As long as the political taboo on raising taxes endures, the service will be in financial peril. 

It has long been clear that the NHS is in financial ill-health. But today's figures, conveniently delayed until after the Conservative conference, are still stunningly bad. The service ran a deficit of £930m between April and June (greater than the £820m recorded for the whole of the 2014/15 financial year) and is on course for a shortfall of at least £2bn this year - its worst position for a generation. 

Though often described as having been shielded from austerity, owing to its ring-fenced budget, the NHS is enduring the toughest spending settlement in its history. Since 1950, health spending has grown at an average annual rate of 4 per cent, but over the last parliament it rose by just 0.5 per cent. An ageing population, rising treatment costs and the social care crisis all mean that the NHS has to run merely to stand still. The Tories have pledged to provide £10bn more for the service but this still leaves £20bn of efficiency savings required. 

Speculation is now turning to whether George Osborne will provide an emergency injection of funds in the Autumn Statement on 25 November.

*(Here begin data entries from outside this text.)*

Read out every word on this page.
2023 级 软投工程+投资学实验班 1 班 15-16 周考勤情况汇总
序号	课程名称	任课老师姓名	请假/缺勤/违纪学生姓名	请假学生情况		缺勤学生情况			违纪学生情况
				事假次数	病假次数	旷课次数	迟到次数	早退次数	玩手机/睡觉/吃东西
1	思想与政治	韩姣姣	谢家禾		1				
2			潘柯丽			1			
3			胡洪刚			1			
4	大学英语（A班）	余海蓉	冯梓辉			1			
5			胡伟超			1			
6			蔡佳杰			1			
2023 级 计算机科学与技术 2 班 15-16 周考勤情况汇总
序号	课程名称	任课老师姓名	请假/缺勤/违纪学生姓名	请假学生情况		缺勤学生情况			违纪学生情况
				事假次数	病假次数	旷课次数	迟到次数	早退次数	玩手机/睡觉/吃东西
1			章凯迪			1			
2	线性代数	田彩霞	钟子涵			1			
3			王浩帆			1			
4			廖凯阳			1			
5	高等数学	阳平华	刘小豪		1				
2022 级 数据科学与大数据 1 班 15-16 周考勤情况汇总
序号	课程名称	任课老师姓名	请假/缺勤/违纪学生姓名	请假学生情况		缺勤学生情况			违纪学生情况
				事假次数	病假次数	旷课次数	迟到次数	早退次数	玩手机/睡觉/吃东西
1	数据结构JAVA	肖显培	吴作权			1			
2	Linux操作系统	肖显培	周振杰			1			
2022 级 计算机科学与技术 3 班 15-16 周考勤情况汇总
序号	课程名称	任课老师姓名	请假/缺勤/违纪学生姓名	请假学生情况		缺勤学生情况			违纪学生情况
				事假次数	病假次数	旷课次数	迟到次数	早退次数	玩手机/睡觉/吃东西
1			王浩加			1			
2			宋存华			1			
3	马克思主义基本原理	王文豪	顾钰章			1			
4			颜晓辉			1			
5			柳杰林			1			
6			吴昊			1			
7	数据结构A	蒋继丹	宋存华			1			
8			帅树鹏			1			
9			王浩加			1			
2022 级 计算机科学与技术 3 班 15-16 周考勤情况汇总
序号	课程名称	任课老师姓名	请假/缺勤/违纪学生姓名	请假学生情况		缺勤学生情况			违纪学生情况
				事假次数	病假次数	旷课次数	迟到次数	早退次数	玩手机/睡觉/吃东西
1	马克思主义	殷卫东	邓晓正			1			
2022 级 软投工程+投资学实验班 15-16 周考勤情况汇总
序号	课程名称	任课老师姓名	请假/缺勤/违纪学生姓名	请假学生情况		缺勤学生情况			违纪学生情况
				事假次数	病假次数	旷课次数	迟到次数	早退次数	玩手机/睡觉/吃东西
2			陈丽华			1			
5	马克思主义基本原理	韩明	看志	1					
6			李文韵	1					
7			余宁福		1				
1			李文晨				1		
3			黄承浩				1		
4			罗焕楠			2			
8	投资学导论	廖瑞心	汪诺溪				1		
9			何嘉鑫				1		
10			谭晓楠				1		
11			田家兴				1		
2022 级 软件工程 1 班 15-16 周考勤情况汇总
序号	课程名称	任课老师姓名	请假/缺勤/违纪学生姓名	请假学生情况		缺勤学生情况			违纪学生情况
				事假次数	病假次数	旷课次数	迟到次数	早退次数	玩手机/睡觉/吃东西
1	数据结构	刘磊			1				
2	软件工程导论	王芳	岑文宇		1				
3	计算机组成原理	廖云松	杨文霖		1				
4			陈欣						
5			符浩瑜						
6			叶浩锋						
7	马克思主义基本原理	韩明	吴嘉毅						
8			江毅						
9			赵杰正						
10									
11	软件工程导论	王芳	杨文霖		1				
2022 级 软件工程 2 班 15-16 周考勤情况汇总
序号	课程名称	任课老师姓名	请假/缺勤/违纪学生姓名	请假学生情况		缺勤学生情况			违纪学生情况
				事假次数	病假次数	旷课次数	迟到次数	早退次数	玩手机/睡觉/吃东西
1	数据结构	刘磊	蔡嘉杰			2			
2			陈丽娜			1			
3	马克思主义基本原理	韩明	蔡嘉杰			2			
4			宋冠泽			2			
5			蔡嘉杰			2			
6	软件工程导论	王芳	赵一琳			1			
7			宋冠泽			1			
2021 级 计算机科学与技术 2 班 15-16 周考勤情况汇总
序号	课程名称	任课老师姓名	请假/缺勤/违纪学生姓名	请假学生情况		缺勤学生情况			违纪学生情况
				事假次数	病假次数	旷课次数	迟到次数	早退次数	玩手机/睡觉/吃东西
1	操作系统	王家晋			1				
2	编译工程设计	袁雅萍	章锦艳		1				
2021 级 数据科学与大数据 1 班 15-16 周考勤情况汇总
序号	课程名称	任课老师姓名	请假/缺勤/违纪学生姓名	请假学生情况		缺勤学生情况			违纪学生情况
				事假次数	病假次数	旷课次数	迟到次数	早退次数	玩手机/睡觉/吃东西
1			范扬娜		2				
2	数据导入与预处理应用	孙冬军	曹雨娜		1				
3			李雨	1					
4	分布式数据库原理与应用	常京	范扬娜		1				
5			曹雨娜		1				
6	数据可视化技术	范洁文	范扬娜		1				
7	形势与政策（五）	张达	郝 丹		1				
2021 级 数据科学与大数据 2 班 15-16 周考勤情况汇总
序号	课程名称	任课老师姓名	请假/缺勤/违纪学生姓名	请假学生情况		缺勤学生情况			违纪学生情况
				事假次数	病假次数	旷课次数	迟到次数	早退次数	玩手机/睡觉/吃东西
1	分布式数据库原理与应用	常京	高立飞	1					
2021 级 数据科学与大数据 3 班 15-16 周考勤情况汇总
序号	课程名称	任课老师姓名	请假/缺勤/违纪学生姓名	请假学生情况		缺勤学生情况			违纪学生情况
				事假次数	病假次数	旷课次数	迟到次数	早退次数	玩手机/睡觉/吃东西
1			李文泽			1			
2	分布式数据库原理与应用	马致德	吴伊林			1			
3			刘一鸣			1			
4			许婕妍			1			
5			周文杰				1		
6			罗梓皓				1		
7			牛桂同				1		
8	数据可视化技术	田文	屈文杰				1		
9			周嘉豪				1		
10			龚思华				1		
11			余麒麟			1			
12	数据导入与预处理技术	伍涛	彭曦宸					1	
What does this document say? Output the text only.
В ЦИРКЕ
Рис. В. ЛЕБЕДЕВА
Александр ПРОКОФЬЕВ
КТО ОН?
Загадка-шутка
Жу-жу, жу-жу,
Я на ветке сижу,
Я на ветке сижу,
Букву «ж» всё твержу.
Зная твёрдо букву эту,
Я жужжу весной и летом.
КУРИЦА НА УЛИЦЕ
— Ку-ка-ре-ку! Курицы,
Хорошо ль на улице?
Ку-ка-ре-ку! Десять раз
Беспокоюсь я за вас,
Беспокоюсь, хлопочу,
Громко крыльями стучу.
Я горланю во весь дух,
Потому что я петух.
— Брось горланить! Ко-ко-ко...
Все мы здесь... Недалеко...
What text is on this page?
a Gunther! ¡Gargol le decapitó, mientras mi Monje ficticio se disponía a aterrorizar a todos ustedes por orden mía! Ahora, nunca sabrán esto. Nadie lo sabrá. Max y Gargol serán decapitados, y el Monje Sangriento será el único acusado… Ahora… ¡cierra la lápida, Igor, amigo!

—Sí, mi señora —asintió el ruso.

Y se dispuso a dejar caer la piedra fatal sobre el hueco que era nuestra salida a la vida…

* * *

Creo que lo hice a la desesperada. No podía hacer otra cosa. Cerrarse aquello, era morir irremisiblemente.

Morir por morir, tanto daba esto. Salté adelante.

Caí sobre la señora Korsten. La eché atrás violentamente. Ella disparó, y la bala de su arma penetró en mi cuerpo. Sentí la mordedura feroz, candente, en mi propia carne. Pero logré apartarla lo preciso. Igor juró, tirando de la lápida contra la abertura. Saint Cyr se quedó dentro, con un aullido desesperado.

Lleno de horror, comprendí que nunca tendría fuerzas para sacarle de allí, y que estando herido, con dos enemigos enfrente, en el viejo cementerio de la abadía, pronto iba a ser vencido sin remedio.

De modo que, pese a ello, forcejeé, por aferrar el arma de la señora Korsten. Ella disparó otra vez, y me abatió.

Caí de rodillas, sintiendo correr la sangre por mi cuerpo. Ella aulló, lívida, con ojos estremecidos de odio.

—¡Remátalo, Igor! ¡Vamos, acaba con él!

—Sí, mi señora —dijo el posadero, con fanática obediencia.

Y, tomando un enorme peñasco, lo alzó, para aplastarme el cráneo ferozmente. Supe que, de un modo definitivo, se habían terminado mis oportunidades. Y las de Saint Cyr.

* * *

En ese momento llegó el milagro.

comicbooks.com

But the long-term question is whether anyone is prepared to offer a sustainable solution to the crisis. Health experts argue that only a rise in general taxation (income tax, VAT, national insurance), patient charges or a hypothecated "health tax" will secure the future of a universal, high-quality service. But the political taboo against increasing taxes on all but the richest means no politician has ventured into this territory. Shadow health secretary Heidi Alexander has today called for the government to "find money urgently to get through the coming winter months". But the bigger question is whether, under Jeremy Corbyn, Labour is prepared to go beyond sticking-plaster solutions. 

George Eaton is political editor of the New Statesman.